La declaración oficial (PDF) de la Vicepresidenta del GV, Idoia Zenarruzabeitia, es una respuesta a una petición realizada por la diputada del grupo socialista Idoia Mendia.

El detonante de este post es otro en la página de ELSE (Asociación de Empresas de Software Libre de Euskadi), donde comentan una reunión mantenida hace 4 días con el GV, de la que ESLE salió (aparentemente) con bastante buena impresión. Yo no comparto tal impresión. Más bien creo que el supuesto informe es una excusa barata. Dice ESLE en su blog:

También hemos solicitado acceso al informe realizado a lo que Gobierno nos ha trasladado la imposibilidad de sacarlo al exterior, ya que se trata de un documento de uso interno […]

Y yo me pregunto: ¿es que un informe así no debería hacerse público? ¿No tiene la ciudadanía el derecho a saber? ¿No debe el gobierno dar explicaciones a sus ciudadanos?

Ocultar el informe convierte lo dicho por el gobierno en un simple argumento de autoridad. Como lo dice Zenarruzabeitia, o cierta consultora, o cierto informe, o el gobierno, o _____ (introduzca la autoridad que desee), debe de ser verdad.

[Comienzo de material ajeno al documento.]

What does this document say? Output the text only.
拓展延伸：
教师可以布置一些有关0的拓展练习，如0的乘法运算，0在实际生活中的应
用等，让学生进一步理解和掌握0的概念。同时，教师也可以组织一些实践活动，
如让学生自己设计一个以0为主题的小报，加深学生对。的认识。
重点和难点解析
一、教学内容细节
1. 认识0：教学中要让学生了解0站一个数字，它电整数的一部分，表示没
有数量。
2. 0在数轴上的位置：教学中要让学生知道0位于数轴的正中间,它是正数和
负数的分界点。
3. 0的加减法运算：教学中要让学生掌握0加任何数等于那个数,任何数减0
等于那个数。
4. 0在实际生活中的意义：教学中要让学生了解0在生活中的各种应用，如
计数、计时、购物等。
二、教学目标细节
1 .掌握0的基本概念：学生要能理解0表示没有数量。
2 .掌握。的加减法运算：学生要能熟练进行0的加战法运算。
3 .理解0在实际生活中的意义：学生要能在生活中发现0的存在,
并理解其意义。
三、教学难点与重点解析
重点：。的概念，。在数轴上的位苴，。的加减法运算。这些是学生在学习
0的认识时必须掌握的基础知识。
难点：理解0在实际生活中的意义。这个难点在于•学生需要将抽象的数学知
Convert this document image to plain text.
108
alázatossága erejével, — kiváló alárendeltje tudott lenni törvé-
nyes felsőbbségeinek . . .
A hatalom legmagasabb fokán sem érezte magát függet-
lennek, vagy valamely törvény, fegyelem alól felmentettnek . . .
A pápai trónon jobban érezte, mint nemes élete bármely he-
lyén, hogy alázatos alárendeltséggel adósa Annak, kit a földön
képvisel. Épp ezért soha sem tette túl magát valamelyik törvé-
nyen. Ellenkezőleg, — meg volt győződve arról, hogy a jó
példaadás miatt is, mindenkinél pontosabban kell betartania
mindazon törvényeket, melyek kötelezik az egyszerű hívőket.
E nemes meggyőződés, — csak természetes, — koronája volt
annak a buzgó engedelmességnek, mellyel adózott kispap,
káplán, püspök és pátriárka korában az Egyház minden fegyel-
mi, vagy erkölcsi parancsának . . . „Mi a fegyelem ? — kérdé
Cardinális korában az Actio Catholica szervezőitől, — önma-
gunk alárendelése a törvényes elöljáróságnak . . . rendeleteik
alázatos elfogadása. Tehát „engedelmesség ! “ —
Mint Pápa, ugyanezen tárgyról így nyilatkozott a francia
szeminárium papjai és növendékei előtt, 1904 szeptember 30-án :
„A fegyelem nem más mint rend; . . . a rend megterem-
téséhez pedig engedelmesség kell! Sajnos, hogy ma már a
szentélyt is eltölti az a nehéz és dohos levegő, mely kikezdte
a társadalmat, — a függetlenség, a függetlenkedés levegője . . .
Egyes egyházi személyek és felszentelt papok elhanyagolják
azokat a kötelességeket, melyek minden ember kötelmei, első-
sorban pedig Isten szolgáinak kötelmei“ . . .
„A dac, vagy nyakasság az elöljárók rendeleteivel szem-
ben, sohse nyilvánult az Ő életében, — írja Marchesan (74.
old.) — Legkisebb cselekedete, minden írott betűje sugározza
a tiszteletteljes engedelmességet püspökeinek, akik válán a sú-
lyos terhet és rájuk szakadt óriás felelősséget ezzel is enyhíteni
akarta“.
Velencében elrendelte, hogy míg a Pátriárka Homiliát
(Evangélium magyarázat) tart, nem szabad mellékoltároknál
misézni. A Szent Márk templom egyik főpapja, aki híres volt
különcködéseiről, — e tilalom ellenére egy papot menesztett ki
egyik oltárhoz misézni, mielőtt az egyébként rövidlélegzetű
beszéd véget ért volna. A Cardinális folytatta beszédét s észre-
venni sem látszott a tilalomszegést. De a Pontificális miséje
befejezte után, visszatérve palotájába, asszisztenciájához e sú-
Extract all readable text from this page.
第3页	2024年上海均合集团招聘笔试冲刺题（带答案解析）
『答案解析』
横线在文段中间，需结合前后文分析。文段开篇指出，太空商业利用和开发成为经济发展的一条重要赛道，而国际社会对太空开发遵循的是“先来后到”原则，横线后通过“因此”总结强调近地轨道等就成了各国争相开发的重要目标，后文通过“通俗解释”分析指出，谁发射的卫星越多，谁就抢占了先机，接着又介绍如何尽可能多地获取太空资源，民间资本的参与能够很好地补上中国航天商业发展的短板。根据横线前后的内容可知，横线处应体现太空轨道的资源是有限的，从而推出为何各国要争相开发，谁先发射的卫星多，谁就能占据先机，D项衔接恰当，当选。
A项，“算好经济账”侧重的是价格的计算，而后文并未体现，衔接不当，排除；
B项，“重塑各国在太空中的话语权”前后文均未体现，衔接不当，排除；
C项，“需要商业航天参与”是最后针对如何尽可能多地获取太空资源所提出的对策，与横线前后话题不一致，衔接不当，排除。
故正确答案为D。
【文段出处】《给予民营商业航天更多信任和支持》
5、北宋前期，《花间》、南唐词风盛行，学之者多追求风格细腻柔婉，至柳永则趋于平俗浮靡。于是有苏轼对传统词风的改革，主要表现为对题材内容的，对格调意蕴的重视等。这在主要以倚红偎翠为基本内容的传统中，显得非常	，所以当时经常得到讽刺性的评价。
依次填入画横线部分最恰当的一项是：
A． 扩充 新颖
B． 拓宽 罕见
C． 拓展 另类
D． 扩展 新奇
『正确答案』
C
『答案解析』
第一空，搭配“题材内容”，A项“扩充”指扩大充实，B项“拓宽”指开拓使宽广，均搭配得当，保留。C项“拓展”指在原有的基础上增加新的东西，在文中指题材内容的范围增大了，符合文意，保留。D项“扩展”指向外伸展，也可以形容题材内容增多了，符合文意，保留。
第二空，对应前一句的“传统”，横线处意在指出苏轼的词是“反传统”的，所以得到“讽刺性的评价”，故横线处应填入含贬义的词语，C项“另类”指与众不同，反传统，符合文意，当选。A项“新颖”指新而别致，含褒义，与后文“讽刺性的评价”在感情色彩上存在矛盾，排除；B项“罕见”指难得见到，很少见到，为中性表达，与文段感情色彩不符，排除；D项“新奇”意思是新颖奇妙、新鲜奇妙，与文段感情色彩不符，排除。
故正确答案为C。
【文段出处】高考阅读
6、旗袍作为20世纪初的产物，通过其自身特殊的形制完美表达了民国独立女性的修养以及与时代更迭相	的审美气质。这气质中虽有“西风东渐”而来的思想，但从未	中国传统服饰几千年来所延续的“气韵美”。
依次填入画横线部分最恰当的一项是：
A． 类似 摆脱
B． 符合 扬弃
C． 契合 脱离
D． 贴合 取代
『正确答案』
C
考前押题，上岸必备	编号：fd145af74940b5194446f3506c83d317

A mí a lo que me suena es a que tienen otras razones, más inconfesables que las dadas, para rechazar el SL, y se escudan tras el informe para justificarse. En otro foro propuse que quizá (¡qué mal pensado soy!) en caso de dejar de malgastar dinero público comprando software de mala calidad a una empresa privada extranjera, quizá ciertas personas (las que decidían si hacer dicha compra o no) dejarían de recibir misteriosos maletines por Navidad (negros por fuera, y llenos de verde por dentro, creo que se me entiende).

Pues bien, parece que hay más gente defendiendo estas “conspiranoias”. Por ejemplo, hay gente que dice que difícilmente el GV se pasará al SL después de saber que MS lleva un tiempo “negociando” con el GV instalar una sede en Arrasate. Dicha sede, supongo, traería mucho dinero para el gobierno Euskadi, con lo cual pasarse al SL y enfadar a tito Gates podría ser muuuuy malito para los políticos la ciudadanía.